When a landlord enters into a commercial lease, they often find that the tenant is not only set up as an LLC, but has little or no assets to speak of. A tenant without significant assets presents a risk to the landlord, since the landlord may be unable to recover damages if the tenant defaults on the lease.
New York landlords can mitigate this risk by requiring the owner of the LLC, or someone else with significant assets, to sign a “good guy guaranty” as part of the lease agreement. A good guy guaranty is essentially a limited personal guaranty — it typically requires the guarantor to guaranty all rent and additional rent up until the date that the tenant vacates the premises (if the tenant provides notice of its intention to surrender of the premises, leaves the premises in good condition, and satisfies any other conditions). If the tenant satisfies these conditions, then the guarantor will not be held responsible for any future rent due under the lease. As a result, if the tenant fails to pay all rent due, then the landlord may seek to recover the unpaid rent and other damages from both the tenant and the guarantor, increasing the likelihood that the landlord will be paid all of the rent due through the date the tenant surrendered the premises.
Although good guy guaranties are commonplace in New York commercial real estate leases, things can go astray if the landlord is not thorough and diligent in preparing the terms of the guaranty. In order to avoid some basic issues from arising, landlords should consider the following:
1. Due Diligence: Review the guarantor’s financials and make sure that the guarantor has sufficient assets to cover any damages in case the tenant defaults.
2. Gather Information: Collect as much personal information from the guarantor as possible, including Social Security numbers, addresses, and any other financial information about the guarantor prior to signing the lease. This way, if you later sue and obtain a judgment against the guarantor, you will already have valuable information that will help you collect on your judgment.
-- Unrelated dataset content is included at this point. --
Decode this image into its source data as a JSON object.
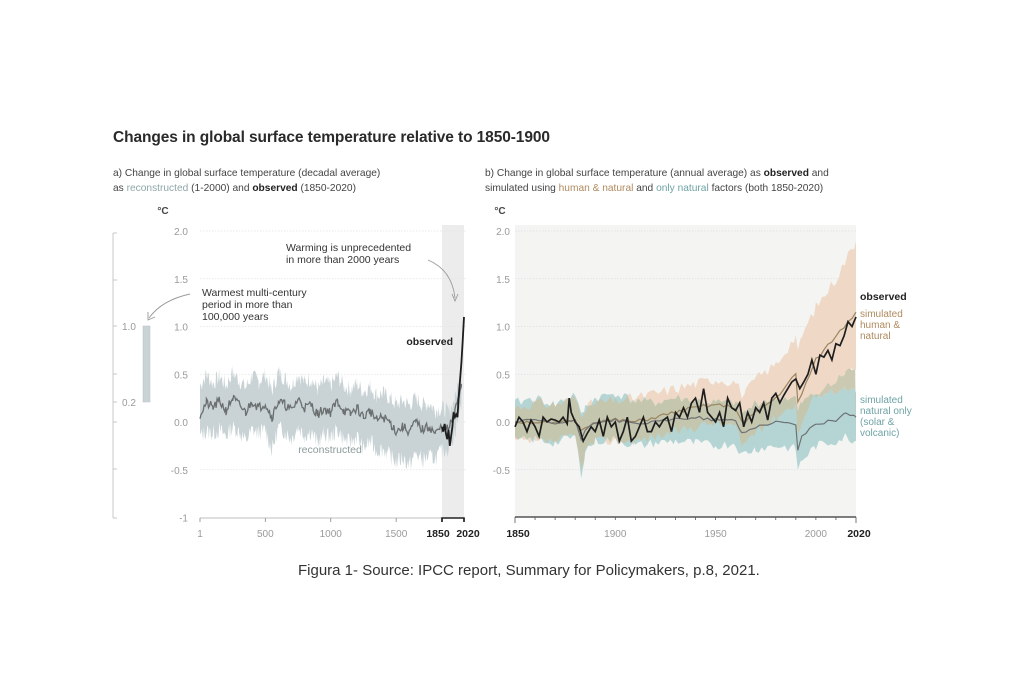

3. Extrapolate Hypotheticals: Consider different issues that might occur if the tenant defaults under the lease, and how those scenarios would play out under the terms of the lease and the guaranty. For example, if a tenant defaults, the broker who found the tenant will still need to be paid commissions for the duration of the lease; does the guaranty include repayment of a portion of the broker’s commission?
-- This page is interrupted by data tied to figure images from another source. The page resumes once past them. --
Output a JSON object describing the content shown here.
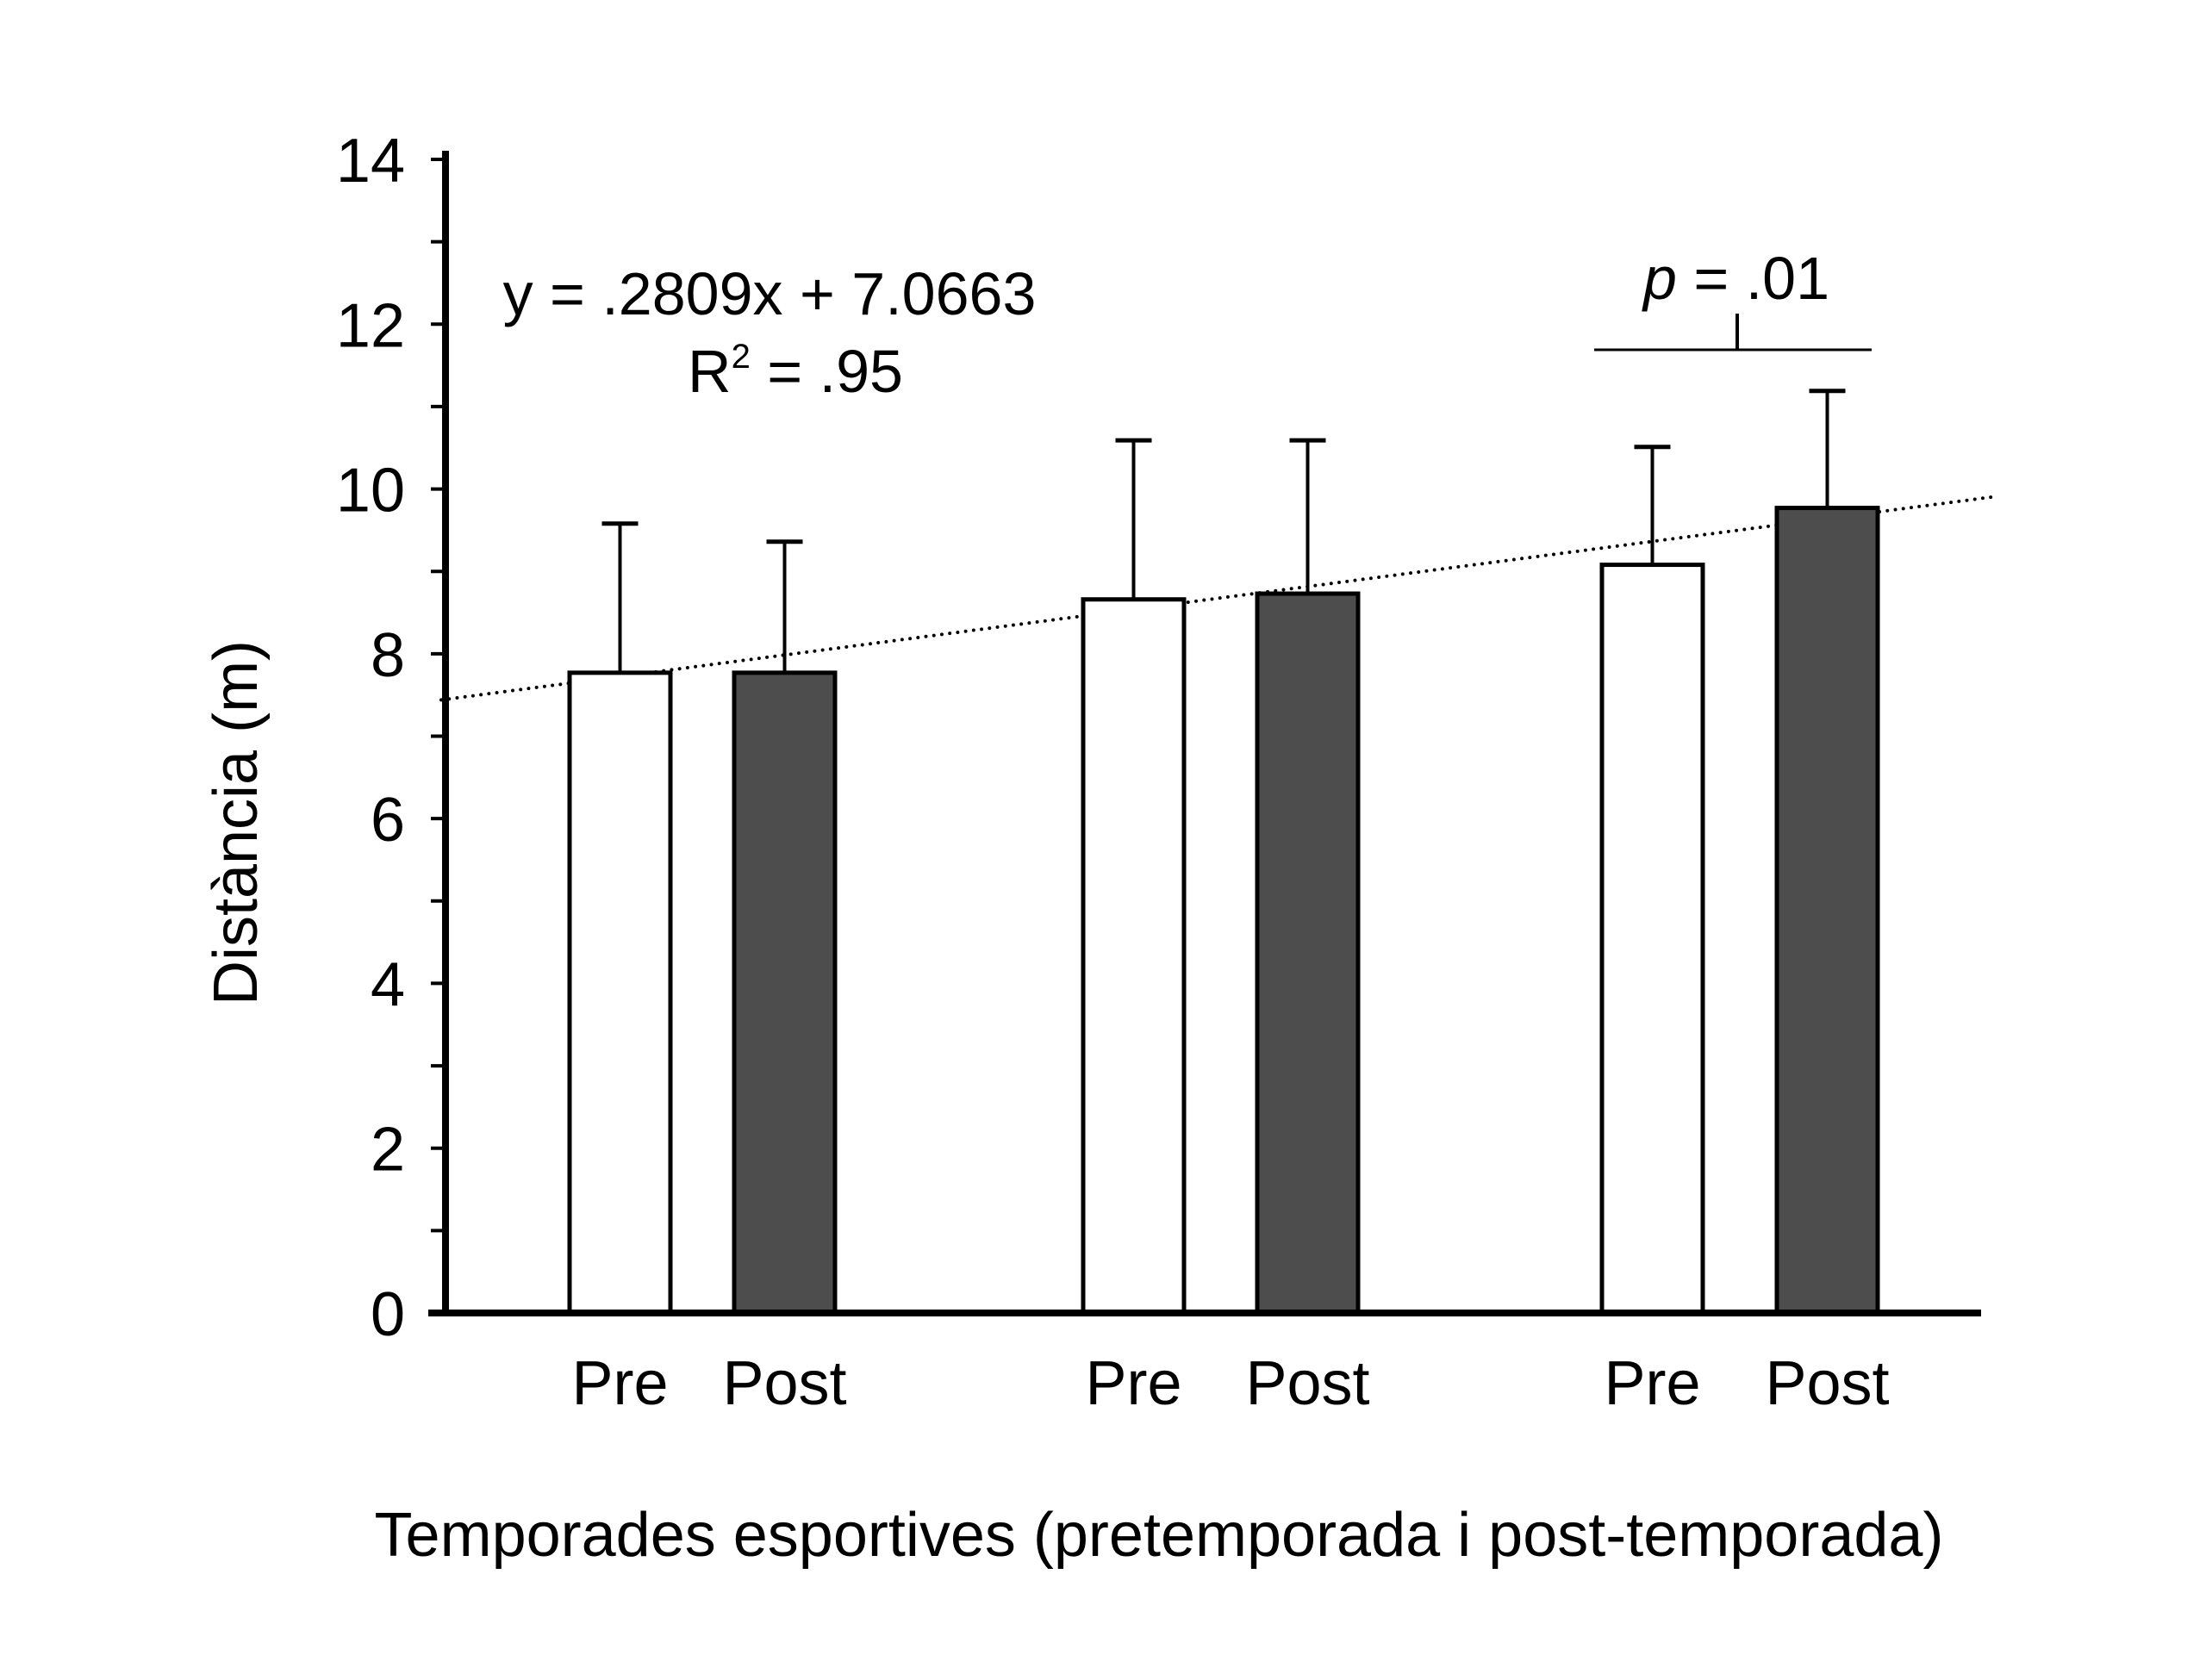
{
  "chart_data": {
    "type": "bar",
    "title": "",
    "xlabel": "Temporades esportives (pretemporada i post-temporada)",
    "ylabel": "Distància (m)",
    "ylim": [
      0,
      14
    ],
    "yticks": [
      0,
      2,
      4,
      6,
      8,
      10,
      12,
      14
    ],
    "yminor_step": 1,
    "grid": false,
    "legend": null,
    "categories": [
      "Pre",
      "Post",
      "Pre",
      "Post",
      "Pre",
      "Post"
    ],
    "groups": [
      {
        "bars": [
          {
            "label": "Pre",
            "value": 7.77,
            "error": 1.81,
            "fill": "#ffffff"
          },
          {
            "label": "Post",
            "value": 7.77,
            "error": 1.59,
            "fill": "#4d4d4d"
          }
        ]
      },
      {
        "bars": [
          {
            "label": "Pre",
            "value": 8.66,
            "error": 1.93,
            "fill": "#ffffff"
          },
          {
            "label": "Post",
            "value": 8.73,
            "error": 1.86,
            "fill": "#4d4d4d"
          }
        ]
      },
      {
        "bars": [
          {
            "label": "Pre",
            "value": 9.08,
            "error": 1.43,
            "fill": "#ffffff"
          },
          {
            "label": "Post",
            "value": 9.77,
            "error": 1.42,
            "fill": "#4d4d4d"
          }
        ]
      }
    ],
    "trendline": {
      "style": "dotted",
      "equation": "y = .2809x + 7.0663",
      "r2_prefix": "R",
      "r2_sup": "2",
      "r2_suffix": " = .95",
      "start_value": 7.44,
      "end_value": 9.91
    },
    "annotations": [
      {
        "type": "significance",
        "group": 3,
        "prefix": "p",
        "text": " = .01"
      }
    ]
  }
}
4. Income Stream: Be sure to include provisions that allow sufficient notice and sufficient payment to you from the guarantor in the event that the tenant seeks to surrender possession of the premises. For example, the good guy guaranty may require the tenant to provide 90-days’ notice prior to surrendering the premises, so that the landlord has time to try and find a new tenant to maintain its income stream. In that case, as long as the guarantor complies with its obligations under the good guy guaranty and makes all payments through the 90 day notice period, the guarantor is off the hook. If the landlord wishes to recover future rents due under the lease, its only recourse is to go after the tenant — usually a failed LLC that has gone out of business.
While taking these considerations into account is a good start to ensuring a profitable lease, don’t go at it alone. With the help of an experienced attorney, landlords can significantly reduce the risk of losing a substantial amount of money when tenants default on their obligations under commercial leases.